Die Expedition fand von 21. Juli bis 8. August 2017 unter extremen Wetterbedingungen statt. „Den blauen Himmel sahen wir selten. Es war durchgehend windig, oft sogar stürmisch mit relativ viel Niederschlag. Die Temperaturen waren mit -13 bis +2°C relativ mild, was die Bohrungen teilweise unmöglich machte.", erzählt Glaziologe Binder. „Schlussendlich sind wir erleichtert, dass es der grönländische Wettergott am Abflugtag mit uns gut gemeint hat, und die ganze Mannschaft ausfliegen konnte", ergänzt Jakob Abermann. Trotz der widrigen Umstände, konnte das aus sechs Personen bestehende Wissenschaftsteam 95 Prozent ihrer Aufgaben erfolgreich umsetzen.

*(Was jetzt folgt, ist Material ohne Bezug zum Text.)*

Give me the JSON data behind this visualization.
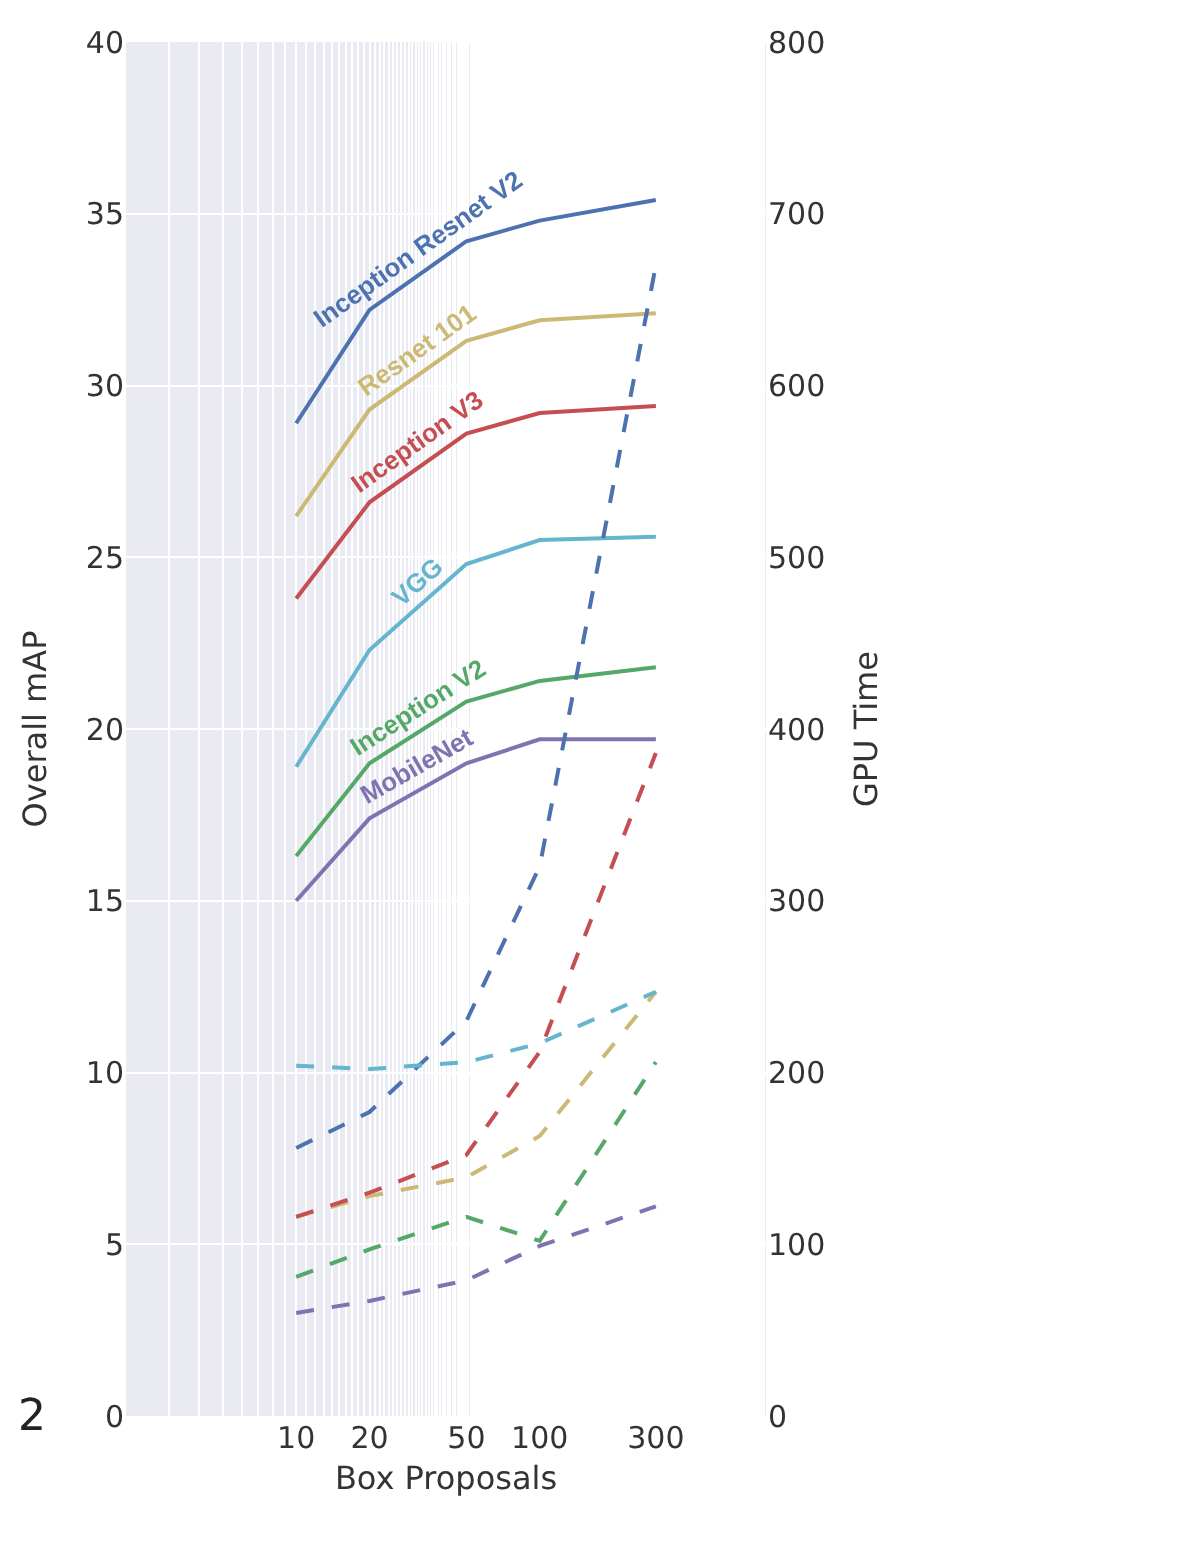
{
  "chart_data": {
    "type": "line",
    "xlabel": "Box Proposals",
    "ylabel": "Overall mAP",
    "y2label": "GPU Time",
    "log": "x",
    "grid": true,
    "legend": false,
    "marker": "none",
    "x": [
      10,
      20,
      50,
      100,
      300
    ],
    "xlim": [
      2,
      850
    ],
    "xticks": [
      10,
      20,
      50,
      100,
      300
    ],
    "ylim": [
      0,
      40
    ],
    "yticks": [
      0,
      5,
      10,
      15,
      20,
      25,
      30,
      35,
      40
    ],
    "y2lim": [
      0,
      800
    ],
    "y2ticks": [
      0,
      100,
      200,
      300,
      400,
      500,
      600,
      700,
      800
    ],
    "annotations": [
      "2"
    ],
    "series": [
      {
        "name": "Inception Resnet V2",
        "color": "#4c72b0",
        "values": [
          28.9,
          32.2,
          34.2,
          34.8,
          35.4
        ],
        "line_style": "solid"
      },
      {
        "name": "Resnet 101",
        "color": "#ccb974",
        "values": [
          26.2,
          29.3,
          31.3,
          31.9,
          32.1
        ],
        "line_style": "solid"
      },
      {
        "name": "Inception V3",
        "color": "#c44e52",
        "values": [
          23.8,
          26.6,
          28.6,
          29.2,
          29.4
        ],
        "line_style": "solid"
      },
      {
        "name": "VGG",
        "color": "#64b5cd",
        "values": [
          18.9,
          22.3,
          24.8,
          25.5,
          25.6
        ],
        "line_style": "solid"
      },
      {
        "name": "Inception V2",
        "color": "#55a868",
        "values": [
          16.3,
          19.0,
          20.8,
          21.4,
          21.8
        ],
        "line_style": "solid"
      },
      {
        "name": "MobileNet",
        "color": "#8172b2",
        "values": [
          15.0,
          17.4,
          19.0,
          19.7,
          19.7
        ],
        "line_style": "solid"
      },
      {
        "color": "#4c72b0",
        "axis": "y2",
        "values": [
          156,
          177,
          230,
          320,
          670
        ],
        "line_style": "dashed"
      },
      {
        "color": "#ccb974",
        "axis": "y2",
        "values": [
          116,
          128,
          139,
          163,
          247
        ],
        "line_style": "dashed"
      },
      {
        "color": "#c44e52",
        "axis": "y2",
        "values": [
          116,
          130,
          152,
          212,
          386
        ],
        "line_style": "dashed"
      },
      {
        "color": "#64b5cd",
        "axis": "y2",
        "values": [
          204,
          202,
          206,
          217,
          247
        ],
        "line_style": "dashed"
      },
      {
        "color": "#55a868",
        "axis": "y2",
        "values": [
          81,
          97,
          116,
          102,
          206
        ],
        "line_style": "dashed"
      },
      {
        "color": "#8172b2",
        "axis": "y2",
        "values": [
          60,
          67,
          79,
          99,
          122
        ],
        "line_style": "dashed"
      }
    ]
  }
}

Messungen mit Bodenradar und GPS

Der ZAMG-Geophysiker Daniel Binder führte in Grönland unter anderem die Messungen mittels Bodenradar durch: „Dabei zieht man entweder mit Skidoo oder manuell mit Schi ein Bodenradar systematisch über das Eis und erhält so ein Abbild des Untergrunds. Die Auswertungen werden uns zeigen, wo genau und in welcher genauen Tiefe sich die zurückgelassenen Infrastrukturen befinden. Aufgrund der Tatsache, dass der ursprüngliche Camp Century Stationsplan sehr genau bekannt ist, lassen sich dadurch potentiell gefährliche Bereiche besser eingrenzen und in den nächsten Jahren genauer untersuchen."' Der zweite Österreicher Jakob Abermann war vor allem in der Erfassung der GPS Daten zur Bestimmung der Massenbilanz und der Eisdynamik involviert: „Daten früherer Kampagnen liefern eine sehr gute Datenbasis um relative Änderungen der Eisdicke und der Eisdynamik festzustellen. Die aktuellen GPS Daten werden uns zeigen, ob, beziehungsweise wie sehr, man die Auswirkungen der Klimaerwärmung in diesem Bereich des Eisschilds bereits beobachten kann."

Verbesserte Zukunftsszenarien als politische Entscheidungsgrundlage

Auf Basis dieser umfangreich gesammelten Daten kann der aktuelle Zustand des Eisschilds im Bereich der Camp Century Station genau überwacht werden. Weiters bilden die neuen Daten eine solidere Basis um die potentielle Zukunft der Camp Century Station genauer zu untersuchen. Mittels bereits sehr gut entwickelter Computermodellen und der Annahme verschiedener Klima-Zukunftsszenarien werden mögliche Entwicklungen der momentan noch tief eingeschneiten Camp Century Station berechnet. Diese Resultate bilden die Entscheidungsbasis für das weitere Vorgehen mit diesem Relikt des Kalten Kriegs.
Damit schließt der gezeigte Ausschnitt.